Because of poor soil and arid growing conditions in the southern Afghan province, fertilizer is crucial for successful harvests. But quality fertilizer, when it can be found in local markets, is cost-prohibitive for most farmers.
Jalaludin is a farmer, not a scientist. But he knows how to tell the difference between good fertilizer and cheap imitations.
As he lined up for seed and fertilizer at a recent USAID distribution in Kandahar City, he took a pinch of diammonium phosphate fertilizer, ground it in his palm and touched it with the tip of his tongue. “See how it melts away? This is good fertilizer. If it doesn’t melt, it’s full of additives.” Jalaludin received twelve bags of fertilizer and thirteen kinds of vegetable seeds but only had to pay around $100 for a package worth $500. For small-landholding farmers like Jalaludin this can mean the difference between subsistence and profitability. He and his family of eight farm approximately eight acres of land. In the past they were barely able to make a profit, but next year he hopes to sell his surplus production at the local market. “Perhaps one day we will even be able to export to other countries,” he said.

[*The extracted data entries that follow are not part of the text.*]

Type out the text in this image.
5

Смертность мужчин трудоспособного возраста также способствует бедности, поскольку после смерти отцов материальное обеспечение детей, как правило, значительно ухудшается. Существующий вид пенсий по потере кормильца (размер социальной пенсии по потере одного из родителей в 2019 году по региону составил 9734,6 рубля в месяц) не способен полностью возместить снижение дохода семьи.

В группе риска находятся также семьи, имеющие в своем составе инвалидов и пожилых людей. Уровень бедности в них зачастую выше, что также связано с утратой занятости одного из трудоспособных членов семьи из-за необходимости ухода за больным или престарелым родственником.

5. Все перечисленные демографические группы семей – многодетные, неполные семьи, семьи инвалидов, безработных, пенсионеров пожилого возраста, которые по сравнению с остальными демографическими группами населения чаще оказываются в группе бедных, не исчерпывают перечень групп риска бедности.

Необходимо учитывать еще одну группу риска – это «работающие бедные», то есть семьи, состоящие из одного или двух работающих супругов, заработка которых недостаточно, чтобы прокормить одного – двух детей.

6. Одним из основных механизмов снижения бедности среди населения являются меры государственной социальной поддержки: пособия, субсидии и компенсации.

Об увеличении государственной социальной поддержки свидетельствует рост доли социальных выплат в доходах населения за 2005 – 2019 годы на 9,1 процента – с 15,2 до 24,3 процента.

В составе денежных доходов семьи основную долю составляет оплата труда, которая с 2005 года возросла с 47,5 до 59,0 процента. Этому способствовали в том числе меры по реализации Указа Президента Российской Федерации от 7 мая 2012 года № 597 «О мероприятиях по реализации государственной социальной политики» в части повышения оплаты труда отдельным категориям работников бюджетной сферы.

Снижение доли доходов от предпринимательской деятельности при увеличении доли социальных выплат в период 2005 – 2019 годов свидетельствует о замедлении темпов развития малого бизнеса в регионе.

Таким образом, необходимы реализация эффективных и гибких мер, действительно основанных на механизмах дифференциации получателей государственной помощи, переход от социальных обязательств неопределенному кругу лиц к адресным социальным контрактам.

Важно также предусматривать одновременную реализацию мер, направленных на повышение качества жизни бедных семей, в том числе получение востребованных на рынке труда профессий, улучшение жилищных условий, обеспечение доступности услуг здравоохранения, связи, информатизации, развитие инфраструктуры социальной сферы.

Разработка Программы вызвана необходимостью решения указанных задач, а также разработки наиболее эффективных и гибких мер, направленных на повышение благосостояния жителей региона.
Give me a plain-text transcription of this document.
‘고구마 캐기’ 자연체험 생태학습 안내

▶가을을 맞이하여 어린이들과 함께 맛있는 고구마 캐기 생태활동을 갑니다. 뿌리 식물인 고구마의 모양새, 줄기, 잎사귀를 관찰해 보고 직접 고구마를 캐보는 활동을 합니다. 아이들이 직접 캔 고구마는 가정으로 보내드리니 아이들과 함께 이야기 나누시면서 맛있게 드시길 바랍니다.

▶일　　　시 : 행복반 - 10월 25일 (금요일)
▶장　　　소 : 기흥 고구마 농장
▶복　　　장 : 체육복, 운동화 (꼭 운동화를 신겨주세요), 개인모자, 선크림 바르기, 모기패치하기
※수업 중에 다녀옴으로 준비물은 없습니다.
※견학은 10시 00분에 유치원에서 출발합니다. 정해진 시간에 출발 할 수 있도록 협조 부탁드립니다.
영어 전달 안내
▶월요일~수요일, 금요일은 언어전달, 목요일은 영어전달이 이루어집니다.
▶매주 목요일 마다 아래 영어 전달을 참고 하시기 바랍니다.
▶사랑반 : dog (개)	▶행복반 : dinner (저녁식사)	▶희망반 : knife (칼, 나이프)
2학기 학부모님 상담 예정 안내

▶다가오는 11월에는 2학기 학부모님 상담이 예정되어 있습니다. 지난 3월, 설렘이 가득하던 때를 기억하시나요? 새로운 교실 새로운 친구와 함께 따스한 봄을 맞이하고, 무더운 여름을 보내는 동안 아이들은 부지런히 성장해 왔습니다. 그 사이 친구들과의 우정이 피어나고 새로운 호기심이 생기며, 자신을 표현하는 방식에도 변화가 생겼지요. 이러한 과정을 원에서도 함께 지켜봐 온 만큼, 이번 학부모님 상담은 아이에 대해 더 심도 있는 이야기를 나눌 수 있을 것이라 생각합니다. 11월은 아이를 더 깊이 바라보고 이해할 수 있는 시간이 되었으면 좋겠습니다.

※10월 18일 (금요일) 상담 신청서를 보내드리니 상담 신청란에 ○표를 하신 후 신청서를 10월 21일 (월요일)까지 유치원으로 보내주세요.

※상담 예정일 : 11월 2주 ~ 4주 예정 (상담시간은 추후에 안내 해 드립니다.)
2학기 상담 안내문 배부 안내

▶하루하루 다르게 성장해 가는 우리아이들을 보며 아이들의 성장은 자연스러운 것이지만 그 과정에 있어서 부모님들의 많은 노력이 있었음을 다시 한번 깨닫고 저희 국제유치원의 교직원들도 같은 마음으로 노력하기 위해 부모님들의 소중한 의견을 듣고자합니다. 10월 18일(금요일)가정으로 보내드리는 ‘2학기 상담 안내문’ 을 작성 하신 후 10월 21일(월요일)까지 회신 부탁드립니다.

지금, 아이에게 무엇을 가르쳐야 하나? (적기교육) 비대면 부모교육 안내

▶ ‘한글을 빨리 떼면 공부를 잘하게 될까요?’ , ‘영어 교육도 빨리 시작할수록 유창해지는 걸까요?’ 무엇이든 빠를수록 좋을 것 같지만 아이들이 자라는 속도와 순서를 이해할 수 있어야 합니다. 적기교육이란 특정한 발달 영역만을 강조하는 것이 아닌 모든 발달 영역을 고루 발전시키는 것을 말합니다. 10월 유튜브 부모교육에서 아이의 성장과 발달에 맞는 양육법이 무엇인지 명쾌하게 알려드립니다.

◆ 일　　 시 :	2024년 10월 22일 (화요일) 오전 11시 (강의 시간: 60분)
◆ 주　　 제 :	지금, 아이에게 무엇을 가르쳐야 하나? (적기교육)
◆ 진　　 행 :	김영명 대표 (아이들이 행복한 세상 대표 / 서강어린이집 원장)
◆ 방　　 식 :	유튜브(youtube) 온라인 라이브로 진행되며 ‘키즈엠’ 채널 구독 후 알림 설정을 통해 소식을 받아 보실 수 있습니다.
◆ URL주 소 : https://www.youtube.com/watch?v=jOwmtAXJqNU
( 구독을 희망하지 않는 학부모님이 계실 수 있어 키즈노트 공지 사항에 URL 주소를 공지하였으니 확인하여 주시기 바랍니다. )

USAID’s Afghanistan Vouchers for Increased Production in Agriculture Plus project has brought greater cooperation between the local populace and the district government. Beneficiaries are chosen by local shuras working with the district governor and distributions take place at the district center. The seed and fertilizer bring prosperity while forging a stronger link between farmers like Jalaludin and their local leaders.